Wang's most significant contribution was the total chemical synthesis of insulin. He started the project in 1958 with a team of scientists, who first synthesized the 20 amino acids that constitute proteins, and then used them to produce chains of insulin. His team successfully synthesized insulin in 1965, the first in the world to do so. It was a major breakthrough to produce a biologically active compound from inorganic chemicals.
Many scientists, including the Nobel Prize committee member Arne Tiselius and Physics laureate Chen-Ning Yang, believed Wang's total synthesis of insulin was worthy of a Nobel Prize. However, the Cultural Revolution (1966–1976) intervened and the Chinese Communist government considered the Nobel Prize a symbol of Western decadence. Instead, Wang was held a virtual prisoner in a building at his institute and forced to study Mao Zedong thought. He was unable to conduct research for most of the ten years. During an interview in 1986, Wang told The Straits Times that "we were like the proverbial hare which took a long nap while others were not like the tortoise".
After the end of the Cultural Revolution, Wang and his team resumed their work and achieved the synthesis from inorganic chemicals of a transfer RNA (tRNA), another significant biological molecule, in the late 1970s.
Wang established several training programs for young biochemists, many of whom later became accomplished scientists, including academicians Li Zaiping, Xu Genjun, Hong Guofan, Liu Xinyuan, and Wang Enduo.
In 1988, William Joseph Whelan, the founder of the Miami Winter Symposium for Biotechnology, created the Special Achievement Award of the symposium and presented the first award to Wang.

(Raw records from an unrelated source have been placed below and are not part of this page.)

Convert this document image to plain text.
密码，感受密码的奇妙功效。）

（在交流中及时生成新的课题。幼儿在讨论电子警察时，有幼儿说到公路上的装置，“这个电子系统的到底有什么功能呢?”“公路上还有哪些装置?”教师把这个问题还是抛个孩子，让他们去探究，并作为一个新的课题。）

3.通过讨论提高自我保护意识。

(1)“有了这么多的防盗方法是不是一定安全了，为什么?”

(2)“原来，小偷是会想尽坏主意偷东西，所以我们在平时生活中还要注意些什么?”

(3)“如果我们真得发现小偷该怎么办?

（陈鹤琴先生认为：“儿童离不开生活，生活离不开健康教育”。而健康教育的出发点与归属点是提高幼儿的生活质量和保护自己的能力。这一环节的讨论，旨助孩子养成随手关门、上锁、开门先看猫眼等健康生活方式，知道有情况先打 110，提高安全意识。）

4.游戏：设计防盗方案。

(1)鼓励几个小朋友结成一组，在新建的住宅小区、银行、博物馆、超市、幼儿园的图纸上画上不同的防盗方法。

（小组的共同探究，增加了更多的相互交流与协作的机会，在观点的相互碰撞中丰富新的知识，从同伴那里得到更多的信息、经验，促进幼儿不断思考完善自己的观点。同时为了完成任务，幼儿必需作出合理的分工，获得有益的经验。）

In 1996, he was nominated by many scientists for the Ho Leung Ho Lee Prize for Achievement in Science and Technology. When he won the award with its prize money of one million yuan, he used it to fund a scholarship for graduate students at the Chinese Academy of Sciences.
Wang met Liu Runling (刘润苓), a student at Yenching University, when he was recuperating from tuberculosis in Beijing. They married and had two sons, Wang Jiahu (王家槲) and Wang Jianan (王家楠). Liu worked as a teacher and started a kindergarten. She suffered from Alzheimer's disease in old age and died in 1992.
Wang died in Shanghai on 5 May 2001, aged 93. Academician Xu Genjun eulogized Wang with a quotation from the Tao Te Ching: "The top class of virtue is like water, which benefits ten thousand objects without any demands for return."